というのは建前で、ただただ面倒だった。入り口付近にあるレジはひどく混んでおり、長蛇の列が出来ていたからだ。自分は行列なんてものが心の底から苦手である。地元で有名なラーメンを食べに行ったら30分待ちだと言われ、帰ってインスタントラーメンを啜った日もあるほどだ。
卵だけを買うのにあそこに並ぶのか。他に買うものがあればよかったのだろうが、めぼしいものはない。どうせスーパーに行くならそっちで買った方がいいだろう。安いし。
結局何も買わずに店を出て、スーパーに向かった。

結論から言えば、あのとき卵を買っておけばよかった。

スーパーに着くと、真っ先に卵のコーナーに向かった。巡っているうちに忘れる気がしたからである。脳内が卵を求めているうちに、卵をカゴに入れなければ。
卵は188円だった。やはりスーパーの方が安い。手に取ろうと近づいて、パックが一つも置いてないことに気がついた。おかしい。普段なら山のように積んであるのに。そこがこのスーパーのいいところであるはずなのに。

ミックス卵、188円。大きなポップの下には、「鳥インフルエンザの影響で卵の仕入れが追いついていない」的な文言が書かれた紙が貼ってあった。
そうだよな。薬局でも最後の一つだったもんな。卵、みんな欲しいしな。売り切れることだってあるよな。
卵がないことにショックを受けた私は、そのままスーパーを出て家に帰った。他のスーパーに寄る気力もなかった。

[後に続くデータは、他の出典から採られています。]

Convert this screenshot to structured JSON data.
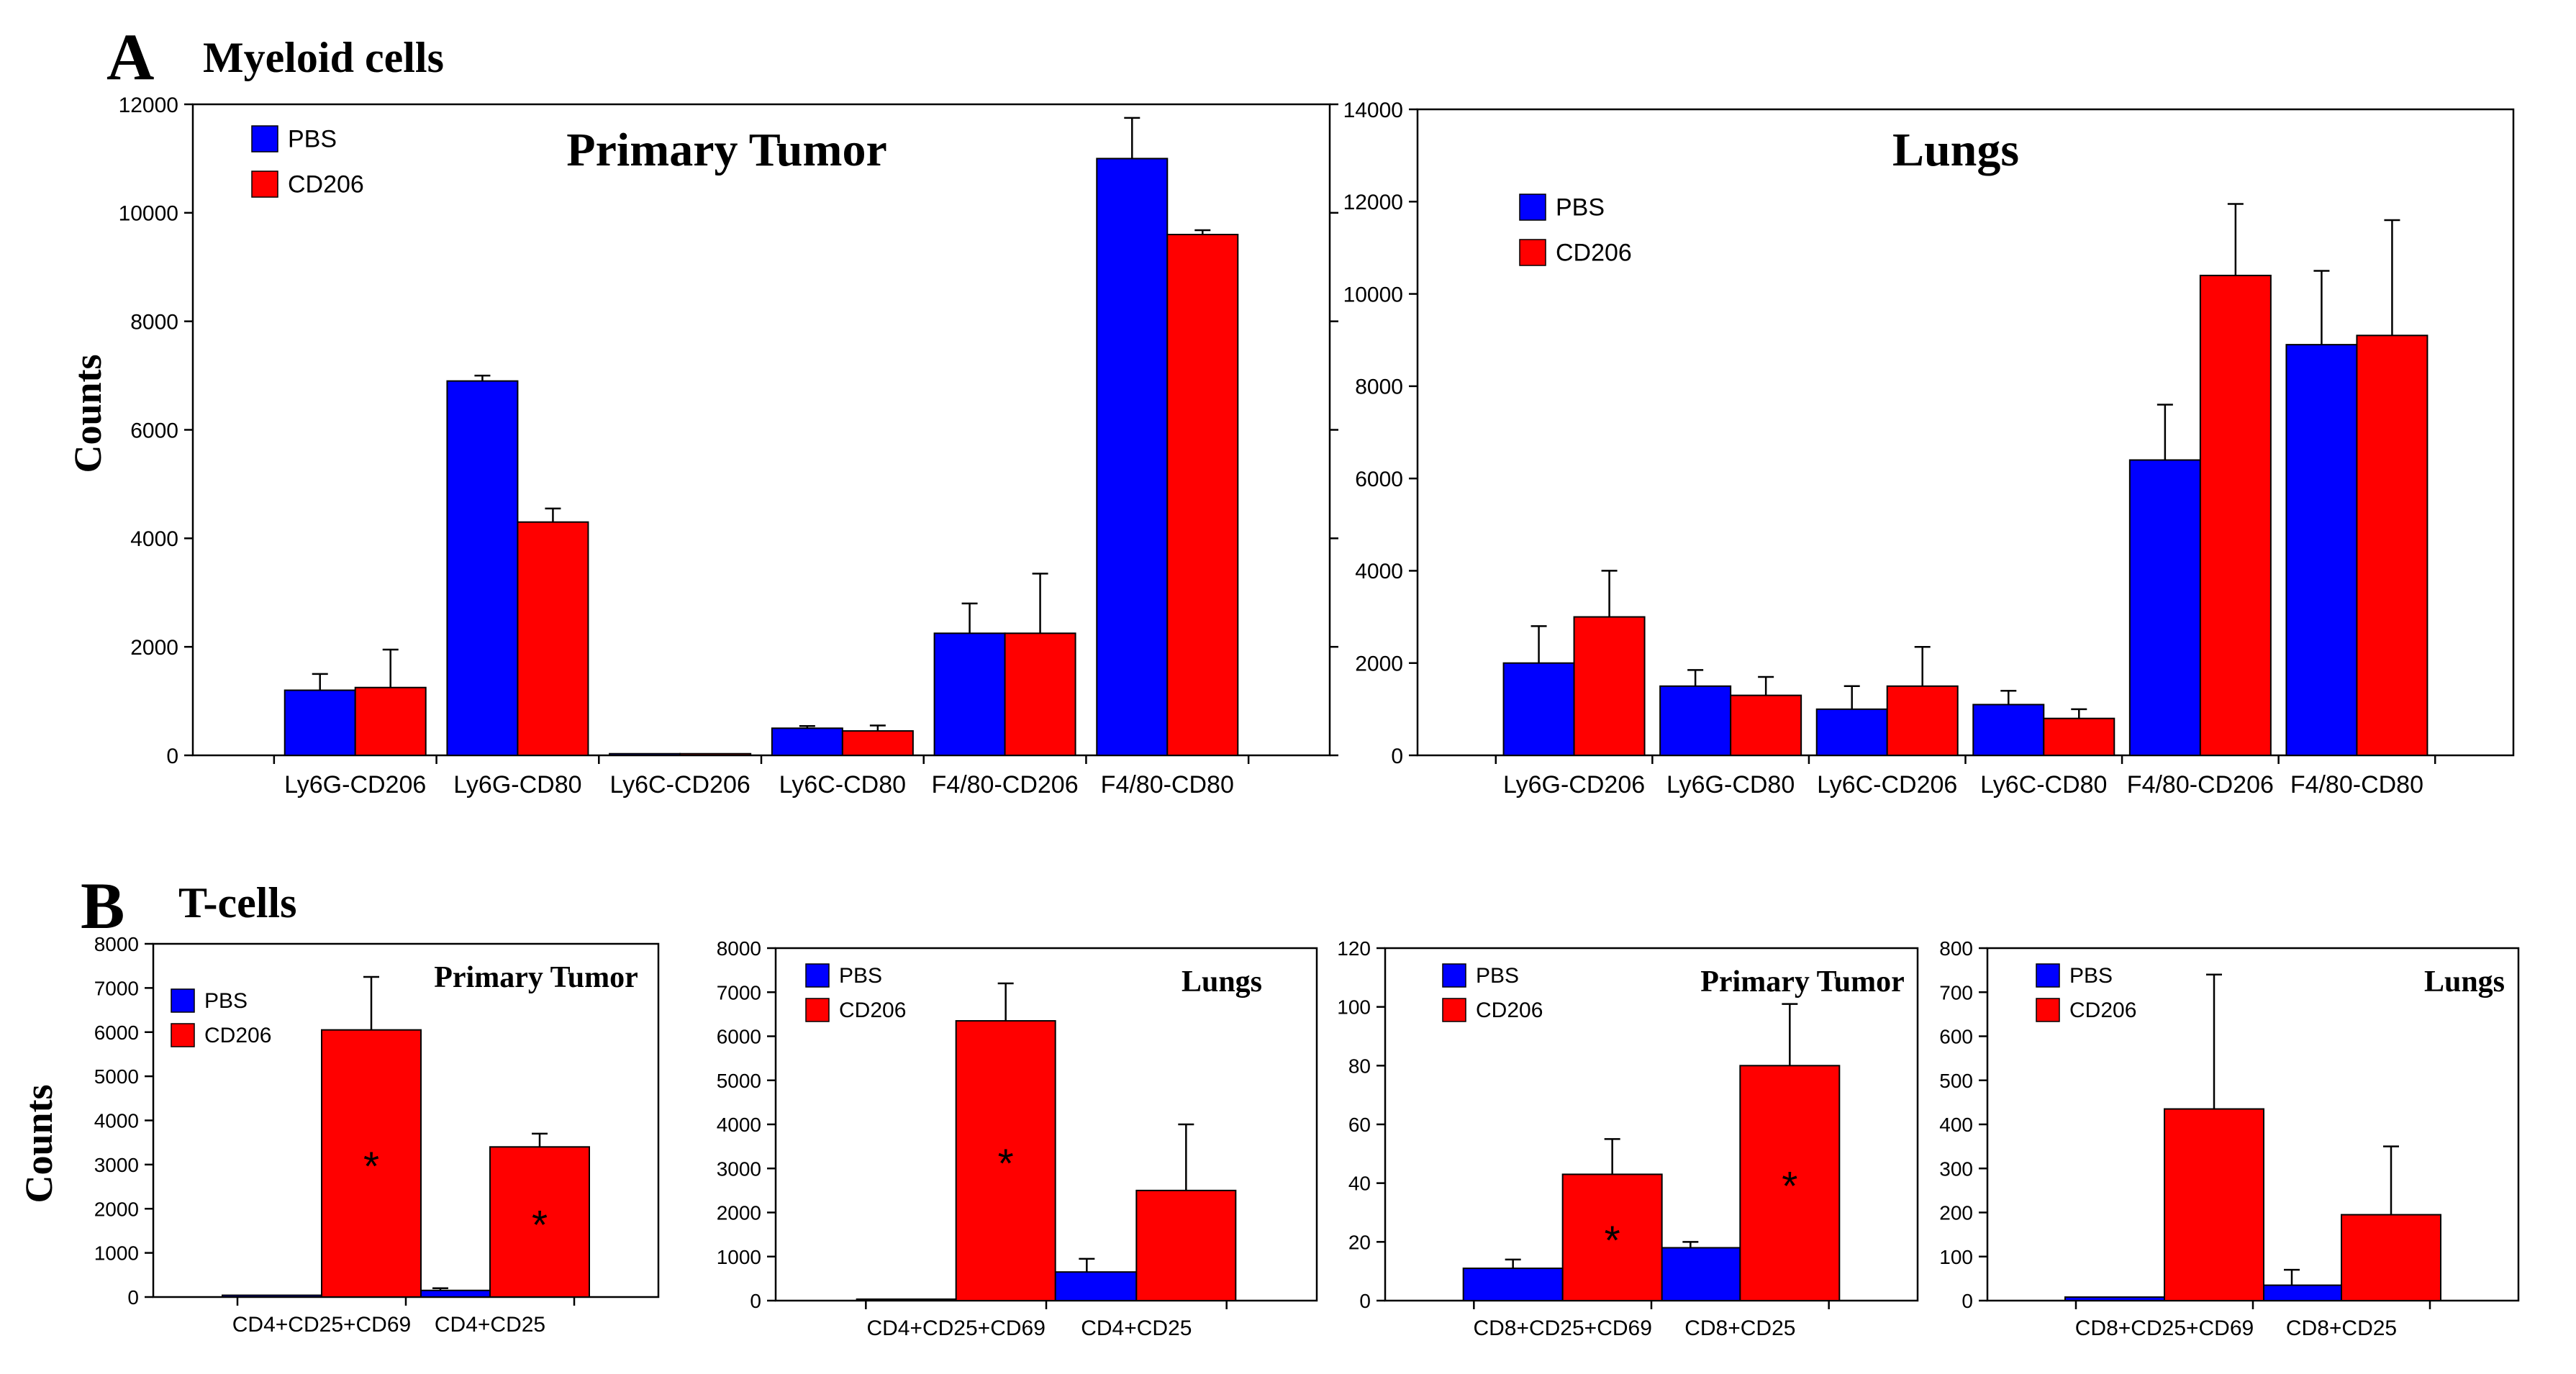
{
  "panels": [
    {
      "letter": "A",
      "title": "Myeloid cells",
      "ylabel": "Counts"
    },
    {
      "letter": "B",
      "title": "T-cells",
      "ylabel": "Counts"
    }
  ],
  "colors": {
    "pbs": "#0000ff",
    "cd206": "#ff0000"
  },
  "chart_data": [
    {
      "type": "bar",
      "title": "Primary Tumor",
      "categories": [
        "Ly6G-CD206",
        "Ly6G-CD80",
        "Ly6C-CD206",
        "Ly6C-CD80",
        "F4/80-CD206",
        "F4/80-CD80"
      ],
      "ylim": [
        0,
        12000
      ],
      "yticks": [
        0,
        2000,
        4000,
        6000,
        8000,
        10000,
        12000
      ],
      "legend": {
        "position": "top-left"
      },
      "series": [
        {
          "name": "PBS",
          "values": [
            1200,
            6900,
            30,
            500,
            2250,
            11000
          ],
          "errors": [
            300,
            100,
            0,
            40,
            550,
            750
          ]
        },
        {
          "name": "CD206",
          "values": [
            1250,
            4300,
            30,
            450,
            2250,
            9600
          ],
          "errors": [
            700,
            250,
            0,
            100,
            1100,
            80
          ]
        }
      ],
      "markers": []
    },
    {
      "type": "bar",
      "title": "Lungs",
      "categories": [
        "Ly6G-CD206",
        "Ly6G-CD80",
        "Ly6C-CD206",
        "Ly6C-CD80",
        "F4/80-CD206",
        "F4/80-CD80"
      ],
      "ylim": [
        0,
        14000
      ],
      "yticks": [
        0,
        2000,
        4000,
        6000,
        8000,
        10000,
        12000,
        14000
      ],
      "legend": {
        "position": "top-left"
      },
      "series": [
        {
          "name": "PBS",
          "values": [
            2000,
            1500,
            1000,
            1100,
            6400,
            8900
          ],
          "errors": [
            800,
            350,
            500,
            300,
            1200,
            1600
          ]
        },
        {
          "name": "CD206",
          "values": [
            3000,
            1300,
            1500,
            800,
            10400,
            9100
          ],
          "errors": [
            1000,
            400,
            850,
            200,
            1550,
            2500
          ]
        }
      ],
      "markers": []
    },
    {
      "type": "bar",
      "title": "Primary  Tumor",
      "categories": [
        "CD4+CD25+CD69",
        "CD4+CD25"
      ],
      "ylim": [
        0,
        8000
      ],
      "yticks": [
        0,
        1000,
        2000,
        3000,
        4000,
        5000,
        6000,
        7000,
        8000
      ],
      "legend": {
        "position": "top-left"
      },
      "series": [
        {
          "name": "PBS",
          "values": [
            40,
            150
          ],
          "errors": [
            0,
            50
          ]
        },
        {
          "name": "CD206",
          "values": [
            6050,
            3400
          ],
          "errors": [
            1200,
            300
          ]
        }
      ],
      "markers": [
        {
          "category": 0,
          "series": 1,
          "text": "*"
        },
        {
          "category": 1,
          "series": 1,
          "text": "*"
        }
      ]
    },
    {
      "type": "bar",
      "title": "Lungs",
      "categories": [
        "CD4+CD25+CD69",
        "CD4+CD25"
      ],
      "ylim": [
        0,
        8000
      ],
      "yticks": [
        0,
        1000,
        2000,
        3000,
        4000,
        5000,
        6000,
        7000,
        8000
      ],
      "legend": {
        "position": "top-left"
      },
      "series": [
        {
          "name": "PBS",
          "values": [
            20,
            650
          ],
          "errors": [
            0,
            300
          ]
        },
        {
          "name": "CD206",
          "values": [
            6350,
            2500
          ],
          "errors": [
            850,
            1500
          ]
        }
      ],
      "markers": [
        {
          "category": 0,
          "series": 1,
          "text": "*"
        }
      ]
    },
    {
      "type": "bar",
      "title": "Primary  Tumor",
      "categories": [
        "CD8+CD25+CD69",
        "CD8+CD25"
      ],
      "ylim": [
        0,
        120
      ],
      "yticks": [
        0,
        20,
        40,
        60,
        80,
        100,
        120
      ],
      "legend": {
        "position": "top-left"
      },
      "series": [
        {
          "name": "PBS",
          "values": [
            11,
            18
          ],
          "errors": [
            3,
            2
          ]
        },
        {
          "name": "CD206",
          "values": [
            43,
            80
          ],
          "errors": [
            12,
            21
          ]
        }
      ],
      "markers": [
        {
          "category": 0,
          "series": 1,
          "text": "*"
        },
        {
          "category": 1,
          "series": 1,
          "text": "*"
        }
      ]
    },
    {
      "type": "bar",
      "title": "Lungs",
      "categories": [
        "CD8+CD25+CD69",
        "CD8+CD25"
      ],
      "ylim": [
        0,
        800
      ],
      "yticks": [
        0,
        100,
        200,
        300,
        400,
        500,
        600,
        700,
        800
      ],
      "legend": {
        "position": "top-left"
      },
      "series": [
        {
          "name": "PBS",
          "values": [
            8,
            35
          ],
          "errors": [
            0,
            35
          ]
        },
        {
          "name": "CD206",
          "values": [
            435,
            195
          ],
          "errors": [
            305,
            155
          ]
        }
      ],
      "markers": []
    }
  ]
}
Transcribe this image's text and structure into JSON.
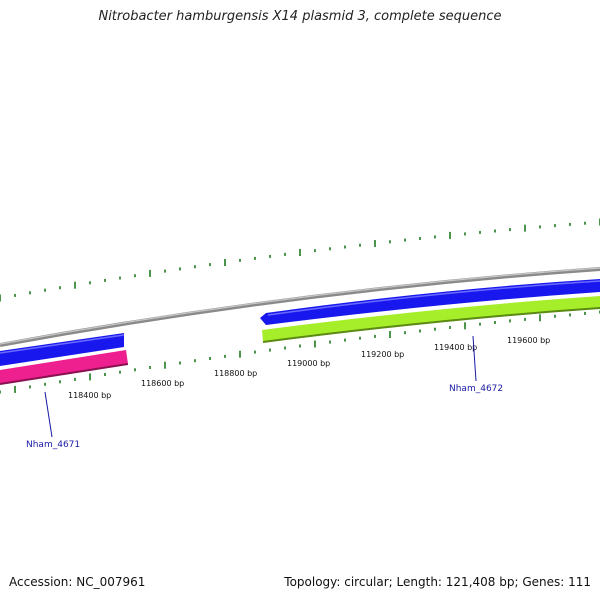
{
  "title": "Nitrobacter hamburgensis X14 plasmid 3, complete sequence",
  "footer": {
    "accession": "Accession: NC_007961",
    "summary": "Topology: circular; Length: 121,408 bp; Genes: 111"
  },
  "colors": {
    "backbone": "#8a8a8a",
    "cds_forward": "#1818ee",
    "cds_reverse_pink": "#ee2090",
    "cds_reverse_green": "#a6ee2a",
    "tick": "#1e7a1e",
    "gene_label": "#1a1aa6",
    "tick_label": "#111111"
  },
  "ruler": {
    "labels": [
      "118400 bp",
      "118600 bp",
      "118800 bp",
      "119000 bp",
      "119200 bp",
      "119400 bp",
      "119600 bp"
    ]
  },
  "genes": [
    {
      "name": "Nham_4671"
    },
    {
      "name": "Nham_4672"
    }
  ]
}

夜。お腹が空いたので、ご飯を食べようと思った。冒頭にも書いたが、冷蔵庫は空っぽだ。そうだ。何もないからスーパーに行ったのだ。
結局冷凍しておいたご飯とインスタントの味噌汁で夜ご飯をすませた。なんだかすごく悲しい気持ちになった。
あのとき卵を買っておけば、こんな想いをしなくてすんだのかもしれない。